What To Consider When Choosing a Provider
- Configuration: Agentic coding pipelines that repeatedly send large system prompts or repository context benefit significantly from the 75% prompt caching discount. This is a deeper discount than earlier OpenAI models offered.
- Zero Data Retention: AI Gateway supports Zero Data Retention for this model via direct gateway requests (BYOK is not included). To configure this, check the documentation.
- Authentication: AI Gateway authenticates requests using an API key or OIDC token. You do not need to manage provider credentials directly.
When to Use GPT-4.1
Best For
- Autonomous software engineering: Code generation, debugging, and refactoring across full repositories using the context window of 1.0M tokens
- Complex instruction following: Structured extraction, compliance workflows, and multi-constraint document processing where precision matters
- Long-document analysis: Legal contracts, research papers, and entire codebases processed in a single pass without chunking
- Multimodal workflows: Applications that combine video, images, and extended text in a single request
- Cache-heavy pipelines: Large repeated prompts where the 75% caching discount materially reduces cost
Consider Alternatives When
- Simpler tasks: GPT-4.1 mini or nano can handle straightforward work at substantially lower cost
- STEM reasoning dominant: The o-series reasoning models may yield higher accuracy on chain-of-thought workloads
- Ultra-low latency: Capability can be traded for speed when response time is the primary requirement
Conclusion
GPT-4.1 is OpenAI's general-purpose API model for code-heavy and instruction-intensive workloads. The context window of 1.0M tokens, strong SWE-bench performance, and restructured pricing make it a clear upgrade path from GPT-4o for teams that need advanced coding ability without premium cost.

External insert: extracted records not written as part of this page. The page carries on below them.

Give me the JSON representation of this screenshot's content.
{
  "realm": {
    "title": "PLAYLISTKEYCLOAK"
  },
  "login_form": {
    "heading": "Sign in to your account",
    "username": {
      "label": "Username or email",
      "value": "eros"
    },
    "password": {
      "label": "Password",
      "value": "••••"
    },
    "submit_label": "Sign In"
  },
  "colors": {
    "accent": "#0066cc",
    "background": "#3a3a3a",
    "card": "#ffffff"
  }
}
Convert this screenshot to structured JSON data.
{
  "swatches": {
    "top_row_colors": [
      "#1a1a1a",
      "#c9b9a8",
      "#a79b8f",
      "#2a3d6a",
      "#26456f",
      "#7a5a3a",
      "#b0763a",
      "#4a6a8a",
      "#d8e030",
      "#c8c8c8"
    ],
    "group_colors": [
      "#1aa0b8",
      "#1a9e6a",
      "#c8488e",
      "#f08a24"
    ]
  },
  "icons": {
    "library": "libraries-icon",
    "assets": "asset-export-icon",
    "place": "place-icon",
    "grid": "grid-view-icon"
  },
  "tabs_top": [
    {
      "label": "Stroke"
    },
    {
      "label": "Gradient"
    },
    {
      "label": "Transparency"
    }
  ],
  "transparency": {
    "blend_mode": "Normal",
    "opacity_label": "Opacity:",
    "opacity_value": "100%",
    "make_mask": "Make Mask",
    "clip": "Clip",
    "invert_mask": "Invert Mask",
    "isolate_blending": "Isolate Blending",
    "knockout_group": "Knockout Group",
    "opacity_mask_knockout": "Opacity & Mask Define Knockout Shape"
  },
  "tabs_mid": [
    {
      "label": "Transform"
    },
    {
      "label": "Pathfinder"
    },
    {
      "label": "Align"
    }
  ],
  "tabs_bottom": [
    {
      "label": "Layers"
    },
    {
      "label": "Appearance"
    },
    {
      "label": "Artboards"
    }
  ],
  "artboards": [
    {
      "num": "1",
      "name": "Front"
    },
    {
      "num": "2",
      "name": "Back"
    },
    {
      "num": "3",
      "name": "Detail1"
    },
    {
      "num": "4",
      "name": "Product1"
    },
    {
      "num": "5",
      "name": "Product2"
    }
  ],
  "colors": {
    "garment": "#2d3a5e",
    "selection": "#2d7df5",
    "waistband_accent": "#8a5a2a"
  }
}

Frequently Asked Questions
How significant is the SWE-bench improvement?
GPT-4.1 improved 21.4 points over GPT-4o and 26.6 points over GPT-4.5 on SWE-bench Verified. This was the largest coding benchmark gain in a single OpenAI model release at the time.
What does the context window of 1.0M tokens mean in practice?
You can pass an entire large codebase, a full legal document set, or a long multi-session conversation history in a single request. GPT-4.1 retrieves information accurately at all positions within that range.
How does prompt caching work with GPT-4.1?
Repeated input tokens, such as system prompts or shared context, are cached at a 75% discount off the standard input token price. This is especially valuable for agentic loops that resend the same context on every iteration.
What is GPT-4.1's knowledge cutoff?
June 2024, updated from GPT-4o's earlier cutoff.
Does GPT-4.1 handle video input?
Yes. It accepts text, images, and video, and scored 72.0% on Video-MME's long-context, no-subtitles benchmark.
What are typical latency characteristics?
This page shows live throughput and time-to-first-token metrics measured across real AI Gateway traffic.